Sekitar bulan februari 2016. Saya sangat bangga ketika mendengar Indonesia berencana membeli sebuah pesawat Sukhoi SU 35. Pesawat ini memiliki teknologi mutakhir termasuk tidak bisa deteksi oleh radar. Meskipun pesawat anti radar sudah mulai muncul sejak perang dunia II pada eranya Adolf Hitler. Namun sampai sekarang saya masih tidak bisa membayangkan. Bagaimana bisa, radar berkekuatan gelombang inframerah tidak mampu mendeteksi keberadaan pesawat siluman itu??
Dalam pelajaran fisika yang sempat saya pelajari ketika SMA radar (Radio Detecting and ranging) terdiri dari gelombang elektromagnet yang biasa digunakan untuk maping termasuk juga mendeteksi keberadaan pesawat. Anehnya untuk pesawat tempur siluman. Radar tidak bisa melakukan pencarian. Setelah mencari tahu dengan membaca buku dan referensi dari internet ternyata pesawat siluman tidak menyerap gelombang radar yang datang seperti hal pesawat penumpang. Akan tetapi menolak gelombang dan mencegah gelombang itu kembali ke kontrol unit radar. Hasilnya pendeteksi radar tidak mampu untuk mengetahui bahwa ada pesawat yang sedang menyelinap. Deteksi radar hanya melaporkan ada partikel kecil yang datang layaknya burung terbang.
Selain untuk pesawat tempur dalam rangka mempertahankan kedaulatan negara. Ternyata penolakan gelombang radar seperti halnya pesawat siluman juga diterapkan untuk kaca film. Semua itu diadopsi dengan sempurna oleh produsen kaca film V-Kool. Hal ini saya ketahui ketika mengikuti acara kunjungan kompasiana ke flagship outlet V-Kool di Jalan trembesi Kemayoran, Jakarta Pusat. Kaca Film V-Kool tidak mengikuti fungsi anti radar pesawat. Tetapi mengadopsi proses penolakannya terhadap gelombang sinar matahari yang datang ke bumi. Jika ditelaah elemen cahaya matahari yang datang ke bumi bukan saja sinar terang di saat siang yang biasa kita lihat. Melainkan ada inframerah, Ultraviolet dan cahaya tampak. Tiga elemen cahaya matahari ini tidak sepenuhnya bermanfaat bagi manusia.
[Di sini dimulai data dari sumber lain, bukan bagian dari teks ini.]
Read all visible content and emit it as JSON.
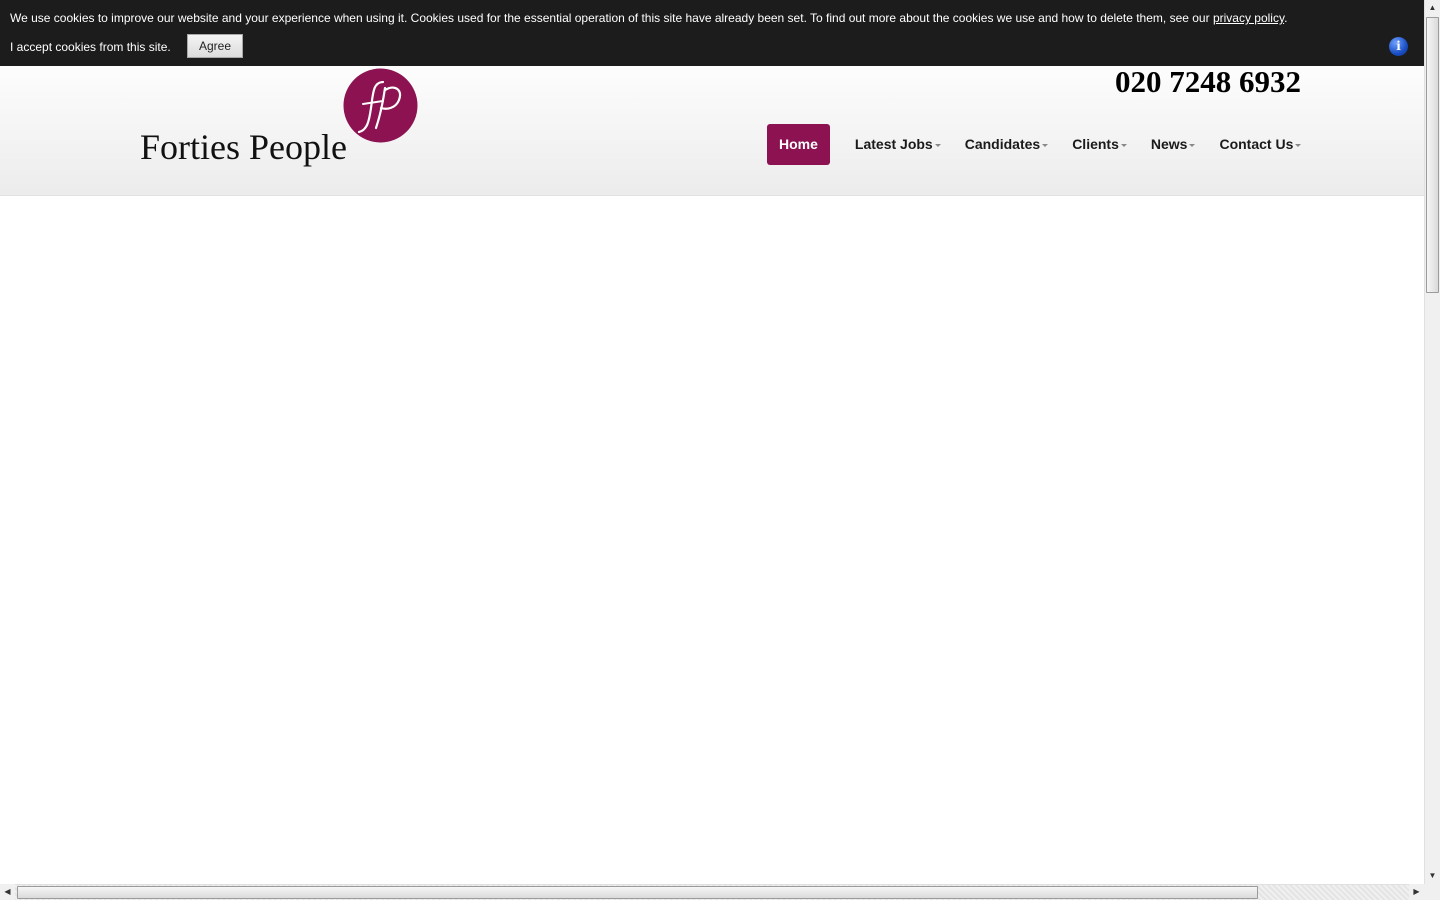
{
  "cookie_bar": {
    "message": "We use cookies to improve our website and your experience when using it. Cookies used for the essential operation of this site have already been set. To find out more about the cookies we use and how to delete them, see our ",
    "link_label": "privacy policy",
    "message_end": ".",
    "accept_text": "I accept cookies from this site.",
    "agree_label": "Agree",
    "info_glyph": "i",
    "background": "#1c1c1c"
  },
  "header": {
    "brand_name": "Forties People",
    "logo_text": "fp",
    "logo_color": "#8c1251",
    "phone": "020 7248 6932"
  },
  "nav": {
    "accent": "#8c1251",
    "items": [
      {
        "label": "Home",
        "active": true
      },
      {
        "label": "Latest Jobs",
        "dropdown": true
      },
      {
        "label": "Candidates",
        "dropdown": true
      },
      {
        "label": "Clients",
        "dropdown": true
      },
      {
        "label": "News",
        "dropdown": true
      },
      {
        "label": "Contact Us",
        "dropdown": true
      }
    ]
  },
  "scrollbars": {
    "up": "▲",
    "down": "▼",
    "left": "◀",
    "right": "▶"
  }
}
Inframerah merupakan elemen terbesar cahaya matahari. Setiap cahaya yang datang terdiri dari 53% inframerah. Oleh karena itu inframerah bersifat panas bila menerpa kulit manusia. Elemen kedua adalah sinar ultraviolet sebesar 3%. Meskipun dalam porsi kecil namun spektrum cahaya ini cukup berbahaya untuk kulit tubuh kita. Penyakit yang bisa ditimbulkan oleh sinar ultraviolet adalah kerutan, kanker kulit penuaan dini, sampai yang terparah katarak dan kerusakan kornea mata. Terakhir adalah Spektrum cahaya tampak sebesar 44%. Cahaya ini yang paling bermanfaat karena sebagai penerangan ketika berkendara yang memungkinkan kita melihat warna dan bentuk.
Lantas bagaimana teknologi kaca film yang baik untuk menghalang sebagian cahaya yang cukup berbahaya itu??? Persepsi salah yang sering kali kita dengar adalah “kaca film yang baik merupakan kaca film yang gelap”. Hal ini tentu kurang masuk akal jika di analisis lebih dalam. Jika kaca film gelap lebih bagus maka di saat malam hari tentu penerangan yang minim dan gelapnya kaca bisa berbuntut pada kecelakaan. Pak billy dari pihak V-Kool mengungkapkan “kaca film yang baik adalah kaca film yang menolak inframerah dan ultraviolet semaksimal mungkin namun tetap mempertahankan visible light (cahaya tampak).”
Hari minggu 29 mei 2016 saya juga diajak berkeliling flagship Outlet kemayoran untuk menguji kinerja kaca film V-Kool bersama dengan 30 kompasianer lain. Bapak sondy selaku staff di flagship outlet V-Kool menjelaskan satu per satu pengujian kaca film V-kool. Pertama saya diajak untuk menguji penolakan panas dengan alat rotating heat demo. Di alat ini terdapat 4 buah kaca film masing-masing yaitu kaca polos, kaca film non V-Kool, kaca film V-kool VIP dan V-Kool 70. Lampu dengan cahaya tinggi dipancarkan ke masing-masing jenis kaca. Satu per satu di putar untuk melihat perbedaan V-kool dengan kaca polos dan kaca film merk lain. Para kompasianer dapat dengan mudah membedakan panas yang ditimbulkan ketika lampu mulai menyorot ke kaca. Dengan kaca Film V-kool cahaya tetap terpancar namun panas yang ditimbulkan sangat minim.